Cosecha

 
 
 
 
Al ir, van llorando,
llevando la semilla;
al volver vuelven cantando,
trayendo sus gavillas.
Salmo 126, 6
 

 

 

En la Biblia encontramos la palabra COSECHA en muchas ocasiones. En la antigüedad, la cosecha del año marcaba la vida de los pueblos, tanto es así, que el pueblo de Israel tuvo que emigrar, es decir dejar su tierra con todo lo que supone la tierra para ellos, e irse a Egipto dejándolo todo porque no tenían qué comer. Eran épocas de vacas flacas.
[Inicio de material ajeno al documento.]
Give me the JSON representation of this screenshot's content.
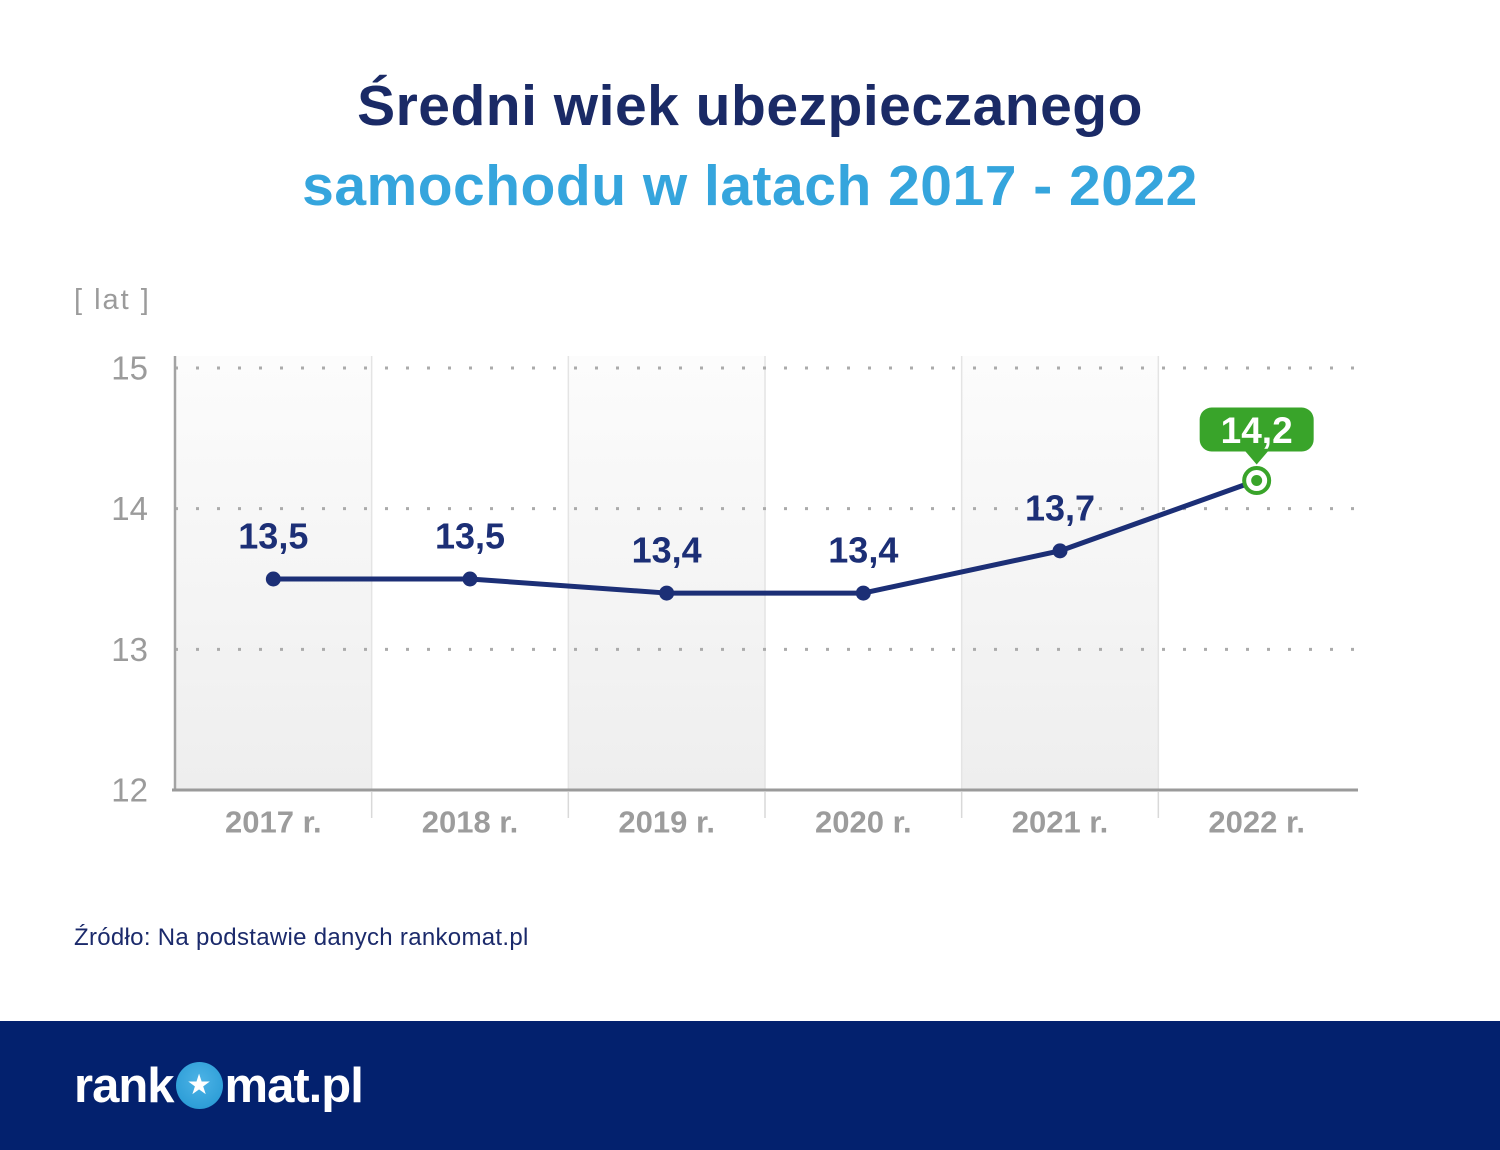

El reflejo de esta situación de carencia también lo vemos en España, muchos pueblos quedaron despoblados por la escasez de alimentos y sus habitantes tuvieron que emigrar.

Y la acción de cosechar tiene mucho paralelismo con las cosas de la vida.

Una buena cosecha necesita de muchas labores previas: seleccionar las simientes, preparar el terreno, orearlo y  abonarlo y, ya después, podremos sembrarlo. Pero no todo termina ahí. Después hay que regar en su justa medida, y también evitar que se lo coman otros bichos antes que nosotros. Y a pesar de hacer todo bien,  y cumplir todos los pasos, la cosecha se puede malograr por otras circunstancias fuera del alcance de nuestras manos como son las inundaciones, el granizo, alguna helada o la sequía extrema.

Cuando sembramos,  y ponemos el corazón en ello, ya visualizamos una gran cosecha, pero a veces la cosecha se malogra sin saber por qué. Corazón puesto en la educación de unos hijos que salen rana; en un trabajo frustrado; en una amistad  mal entendida; en un proyecto ilusionante que no sale. Entonces nos sentimos fracasados y preguntamos ¿Qué he hecho mal? ¿Por qué salió así si puse todo mi amor? Ah! Sólo Dios sabe el porqué. A lo mejor el fruto está en Él y lo buscamos visualmente en nuestro beneficio personal.

Nunca tenemos la seguridad del éxito en el trabajo aunque lo hayamos hecho todo fenomenal. La fe está en no derrumbarse cuando se viene todo a bajo, como casa de adobe en tormentas torrenciales, y nos quedamos sin la anhelada cosecha,  sin los resultados deseados.

Hay una mente superior a la nuestra que tiene todo planificado a la perfección y busca otra COSECHA diferente a la que nosotros esperamos, por tanto debemos aprender a vivir a la intemperie suya, a la intemperie de Dios.